Leo Varadkar cut down to size by Chinese basketball star

Published 25/04/2014 | 11:41

Leo Varadkar
Leo Varadkar
Minister for Transport, Tourism and Sport Leo Varadkar meets with members of the Irish Coast Guard
Ministers Alan Shatter and Leo Varadkar
Minister for Transport, Tourism and Sport Leo Varadkar joins race director Eamonn Coghlan, Olympic boxing silver medalist Kenneth Egan and Lord Mayor of Dublin Oisín Quinn to announce details of this year's St Patrick’s Festival 5k.

Tourism Minister Leo Varadkar was cut down to size during a visit to China this week.

At 6’4”, Deputy Varadkar is used to towering over his diminutive Government colleagues.

But the strapping politico was brought down to earth with a bump after an intriguing encounter with Chinese basketball hero Yao Ming.

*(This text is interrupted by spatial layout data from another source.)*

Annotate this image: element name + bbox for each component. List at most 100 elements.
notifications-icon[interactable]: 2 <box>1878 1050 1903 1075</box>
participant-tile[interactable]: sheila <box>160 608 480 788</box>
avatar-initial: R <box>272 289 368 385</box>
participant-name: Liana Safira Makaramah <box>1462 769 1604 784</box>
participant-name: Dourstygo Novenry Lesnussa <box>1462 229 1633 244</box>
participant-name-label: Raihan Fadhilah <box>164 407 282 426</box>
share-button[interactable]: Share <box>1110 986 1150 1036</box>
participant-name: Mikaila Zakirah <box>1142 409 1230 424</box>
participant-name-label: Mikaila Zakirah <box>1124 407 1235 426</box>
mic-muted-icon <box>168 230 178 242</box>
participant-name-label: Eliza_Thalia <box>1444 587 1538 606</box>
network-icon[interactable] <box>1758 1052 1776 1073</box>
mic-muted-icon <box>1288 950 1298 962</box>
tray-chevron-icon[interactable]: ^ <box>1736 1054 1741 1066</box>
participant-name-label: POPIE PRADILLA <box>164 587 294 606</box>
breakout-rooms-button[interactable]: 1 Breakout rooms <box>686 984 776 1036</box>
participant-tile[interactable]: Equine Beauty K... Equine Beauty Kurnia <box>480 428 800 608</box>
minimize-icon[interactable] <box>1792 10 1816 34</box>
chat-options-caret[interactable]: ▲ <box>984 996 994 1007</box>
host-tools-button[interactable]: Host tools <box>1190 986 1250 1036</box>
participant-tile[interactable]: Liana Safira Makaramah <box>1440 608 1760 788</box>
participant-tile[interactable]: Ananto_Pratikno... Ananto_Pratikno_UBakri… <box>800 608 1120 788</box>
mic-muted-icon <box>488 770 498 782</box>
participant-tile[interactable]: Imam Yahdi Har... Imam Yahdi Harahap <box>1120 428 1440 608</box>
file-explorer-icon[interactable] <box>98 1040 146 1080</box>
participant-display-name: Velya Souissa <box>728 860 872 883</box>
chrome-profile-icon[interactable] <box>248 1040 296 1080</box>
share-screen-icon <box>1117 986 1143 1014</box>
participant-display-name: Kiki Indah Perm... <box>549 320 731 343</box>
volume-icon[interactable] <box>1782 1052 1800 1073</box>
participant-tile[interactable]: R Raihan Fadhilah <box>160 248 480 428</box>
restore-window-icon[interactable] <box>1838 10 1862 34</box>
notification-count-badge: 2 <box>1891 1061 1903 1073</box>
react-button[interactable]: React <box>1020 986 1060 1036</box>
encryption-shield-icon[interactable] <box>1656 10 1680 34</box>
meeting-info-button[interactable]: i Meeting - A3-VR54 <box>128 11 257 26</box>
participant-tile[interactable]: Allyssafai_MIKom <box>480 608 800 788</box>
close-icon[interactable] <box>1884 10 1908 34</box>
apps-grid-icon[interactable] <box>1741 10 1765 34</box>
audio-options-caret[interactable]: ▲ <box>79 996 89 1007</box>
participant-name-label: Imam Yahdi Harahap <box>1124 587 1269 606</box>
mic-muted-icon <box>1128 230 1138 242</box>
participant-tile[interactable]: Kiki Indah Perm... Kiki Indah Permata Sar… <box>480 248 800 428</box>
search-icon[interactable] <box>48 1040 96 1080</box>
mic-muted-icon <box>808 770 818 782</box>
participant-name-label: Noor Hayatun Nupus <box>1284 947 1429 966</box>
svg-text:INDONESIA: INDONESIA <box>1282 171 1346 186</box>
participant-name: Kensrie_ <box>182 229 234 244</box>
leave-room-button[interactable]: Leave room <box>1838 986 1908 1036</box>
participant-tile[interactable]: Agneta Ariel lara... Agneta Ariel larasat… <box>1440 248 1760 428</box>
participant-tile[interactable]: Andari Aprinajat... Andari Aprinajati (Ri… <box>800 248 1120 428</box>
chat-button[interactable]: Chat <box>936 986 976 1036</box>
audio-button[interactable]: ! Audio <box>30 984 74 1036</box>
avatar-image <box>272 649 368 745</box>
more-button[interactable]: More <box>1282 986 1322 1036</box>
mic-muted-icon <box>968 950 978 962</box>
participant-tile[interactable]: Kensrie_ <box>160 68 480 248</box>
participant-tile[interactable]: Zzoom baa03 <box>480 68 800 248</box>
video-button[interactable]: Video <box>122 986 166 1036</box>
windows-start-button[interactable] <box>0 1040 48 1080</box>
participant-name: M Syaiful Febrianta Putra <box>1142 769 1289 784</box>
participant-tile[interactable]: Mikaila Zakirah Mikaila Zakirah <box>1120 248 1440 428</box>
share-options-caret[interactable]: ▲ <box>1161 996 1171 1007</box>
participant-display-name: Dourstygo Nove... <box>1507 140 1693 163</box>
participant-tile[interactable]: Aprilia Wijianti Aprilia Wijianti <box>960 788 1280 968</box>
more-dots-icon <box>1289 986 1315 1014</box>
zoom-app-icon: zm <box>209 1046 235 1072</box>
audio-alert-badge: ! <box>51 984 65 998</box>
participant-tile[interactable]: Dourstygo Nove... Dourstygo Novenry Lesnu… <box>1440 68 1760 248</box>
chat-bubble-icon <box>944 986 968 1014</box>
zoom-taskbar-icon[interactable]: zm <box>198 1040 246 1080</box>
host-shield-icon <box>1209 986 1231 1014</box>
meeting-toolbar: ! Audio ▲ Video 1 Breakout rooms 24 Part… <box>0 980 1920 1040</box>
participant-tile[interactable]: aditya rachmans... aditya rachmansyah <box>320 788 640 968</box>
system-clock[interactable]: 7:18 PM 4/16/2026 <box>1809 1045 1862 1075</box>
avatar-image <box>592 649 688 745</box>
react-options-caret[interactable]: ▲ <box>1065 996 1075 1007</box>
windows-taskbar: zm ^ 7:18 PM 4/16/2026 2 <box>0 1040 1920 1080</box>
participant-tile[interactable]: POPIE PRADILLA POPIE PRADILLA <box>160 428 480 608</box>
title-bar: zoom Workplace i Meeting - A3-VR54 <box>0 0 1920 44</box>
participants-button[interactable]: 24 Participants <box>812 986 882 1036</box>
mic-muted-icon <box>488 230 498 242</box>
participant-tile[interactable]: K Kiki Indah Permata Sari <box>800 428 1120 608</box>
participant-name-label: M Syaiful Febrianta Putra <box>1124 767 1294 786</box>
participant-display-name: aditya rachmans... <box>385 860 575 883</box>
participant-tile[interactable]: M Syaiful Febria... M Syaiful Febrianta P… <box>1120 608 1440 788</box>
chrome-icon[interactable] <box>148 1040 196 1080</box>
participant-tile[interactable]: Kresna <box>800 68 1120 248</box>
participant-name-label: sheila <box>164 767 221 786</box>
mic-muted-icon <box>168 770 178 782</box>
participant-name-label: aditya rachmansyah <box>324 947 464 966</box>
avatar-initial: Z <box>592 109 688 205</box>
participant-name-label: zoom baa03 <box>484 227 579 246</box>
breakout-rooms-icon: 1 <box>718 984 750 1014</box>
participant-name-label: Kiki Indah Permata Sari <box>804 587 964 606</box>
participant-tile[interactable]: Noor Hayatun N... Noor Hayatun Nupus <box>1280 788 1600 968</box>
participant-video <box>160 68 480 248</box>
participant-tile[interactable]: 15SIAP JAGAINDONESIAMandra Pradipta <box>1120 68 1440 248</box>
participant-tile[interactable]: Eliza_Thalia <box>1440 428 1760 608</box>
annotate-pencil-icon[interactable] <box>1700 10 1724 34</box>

The Minister posted the snap to his Twitter page.

At an impressive 7’6”, he was once the tallest active player in the NBA.

And the retired Houston Rocket naturally dwarfed the Minister during their meeting, with Mr Varadkar tweeting: “I used to think I was tall…chatting with former basketball star Yao Ming.”

Minister Varadkar flew over to China earlier this week for meetings aimed at developing new aviations links with Ireland.

The trip, which has been organised on the back of The Gathering, is also designed to crack the lucrative Chinese tourism market.

Mr Varadkar addressed the opening of the Global Summit of the World Travel and Tourism Council (WTTC) in the city of Sanya earlier this week.

The minister highlighted Ireland's special 9pc VAT rate for those involved in the tourism sector, as well as the decision to scrap the air travel tax.

"This invitation to take part in the WTTC this year is a strong recognition of the Irish Government's focus on tourism, and its role in creating jobs and supporting incomes," Mr Varadkar said.

"I'm delighted to be here to talk about our tourism strategy including our efforts to promote new air and sea routes into Ireland."

Mr Varadkar is due to meet members of the Irish diaspora in China, including those associated with the GAA.